23/03/2007

Pearl Jam

Lost Dogs – Epic/Sony

E così i Pearl Jam hanno finalmente aperto i cassetti e hanno pubblicato il loro piccolo Tracks. Ma a differenza di Bruce Sprin-gsteen, che aveva incluso nel suo box set anche versioni differenti di brani noti, il gruppo di Seattle punta solo su titoli non inclusi nei sette album ufficiali finora pubblicati. Le 32 canzoni del doppio cd Lost Dogs offrono un ampio spaccato del catalogo parallelo costruito della band dal 1991 fino ad oggi, composto da outtake, b-side, brani inclusi in compilation, 45 giri natalizi riservati agli iscritti al fan club ufficiale.
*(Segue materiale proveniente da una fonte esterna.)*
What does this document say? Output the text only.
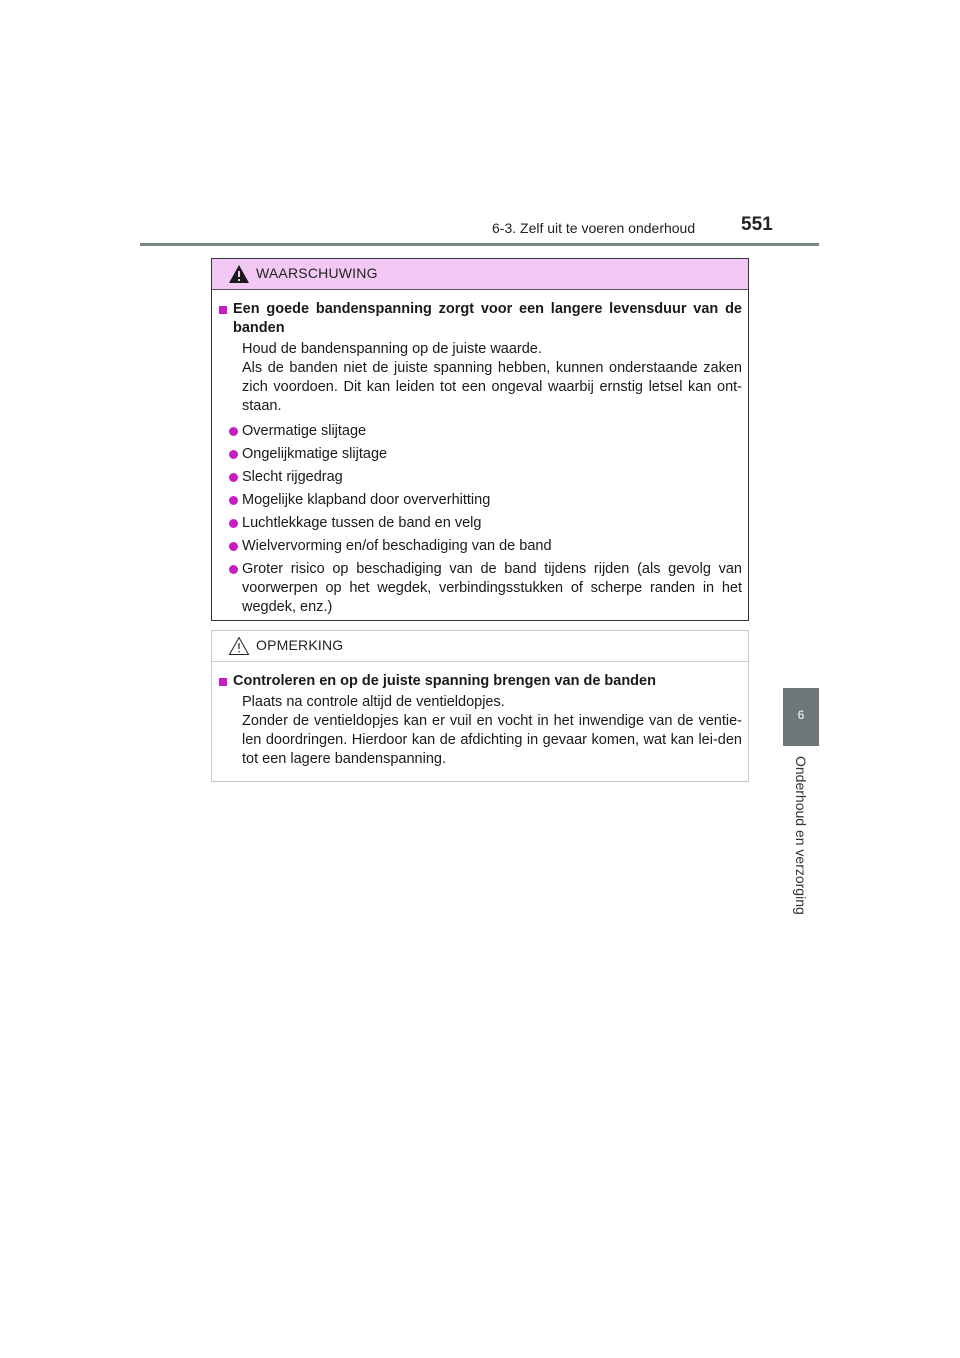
6-3. Zelf uit te voeren onderhoud 551
6
Onderhoud en verzorging
WAARSCHUWING
Een goede bandenspanning zorgt voor een langere levensduur van de banden
Houd de bandenspanning op de juiste waarde.
Als de banden niet de juiste spanning hebben, kunnen onderstaande zaken zich voordoen. Dit kan leiden tot een ongeval waarbij ernstig letsel kan ont-staan.
Overmatige slijtage
Ongelijkmatige slijtage
Slecht rijgedrag
Mogelijke klapband door oververhitting
Luchtlekkage tussen de band en velg
Wielvervorming en/of beschadiging van de band
Groter risico op beschadiging van de band tijdens rijden (als gevolg van voorwerpen op het wegdek, verbindingsstukken of scherpe randen in het wegdek, enz.)
OPMERKING
Controleren en op de juiste spanning brengen van de banden
Plaats na controle altijd de ventieldopjes.
Zonder de ventieldopjes kan er vuil en vocht in het inwendige van de ventie-len doordringen. Hierdoor kan de afdichting in gevaar komen, wat kan lei-den tot een lagere bandenspanning.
Una produzione copiosa e spesso di qualità, che è stata criticata (“Un modo per succhiare soldi ai fan”, dicevano, come se questi benedetti fan fossero robot senza cervello) e che trova pochi eguali nella scena discografica contemporanea.

Cosa sono questi Lost Dogs? Amici fedeli e preziosi che finalmente tornano a casa, come suggerisce il titolo, oppure spazzatura recuperata dal cassonetto, come illustra con un pizzico d’ironia la copertina? Un po’ tutt’e due. Da una parte, Lost Dogs mette in fila alcuni brani formidabili che era uno stramaledetto peccato restassero un segreto di pochi; dall’altra, offre inediti che permettono di spiare il gruppo mentre si prende, come dire, alcune licenze. Spaziando dagli scarti di Ten del 1991 fino alle b-side dei singoli di Riot Act usciti in questo 2003, l’album mostra anche l’evoluzione del gruppo, che ha stemperato con gli anni la rabbia e ha trovato una via al rock maturo.

Per chi negli ultimi dodici anni ha speso un occhio della testa in singoli e compilation, ascoltare brani notevoli come Yellow Ledbetter, qui nella versione dal singolo di Jeremy e non in quella rimaneggiata che era stata annunciata, o Leaving Here, fulminante cover rhythm & blues imparata dagli High Numbers (gli Who ante litteram) e regalata sette anni fa all’album benefit Home Alive, rappresenta una conferma. La sorpresa è che alcuni brani si presentano in versioni leggermente differenti da quelle pubblicate. Prendete Footsteps, uno dei primissimi pezzi completati dalla band (faceva parte della trilogia di canzoni di Mamasan che sancì nel 1990 la nascita dei Pearl Jam): la versione di Lost Dogs sembra quella originale ma è arricchita da un’armonica a bocca. Fate attenzione e scoprirete che altre outtake dei primi due album come Wash, Dirty Frank o Alone suonano in modo diverso dalle versioni pubblicate su singolo. I 45 giri natalizi sono ampiamente (ma non totalmente) rappresentati e mostrano il lato più soft dei Pearl Jam. Il secondo cd, in particolare, contiene una sequenza di brani elettro-acustici particolarmente intensa che si chiude con il singolo di maggior successo della band: Last Kiss.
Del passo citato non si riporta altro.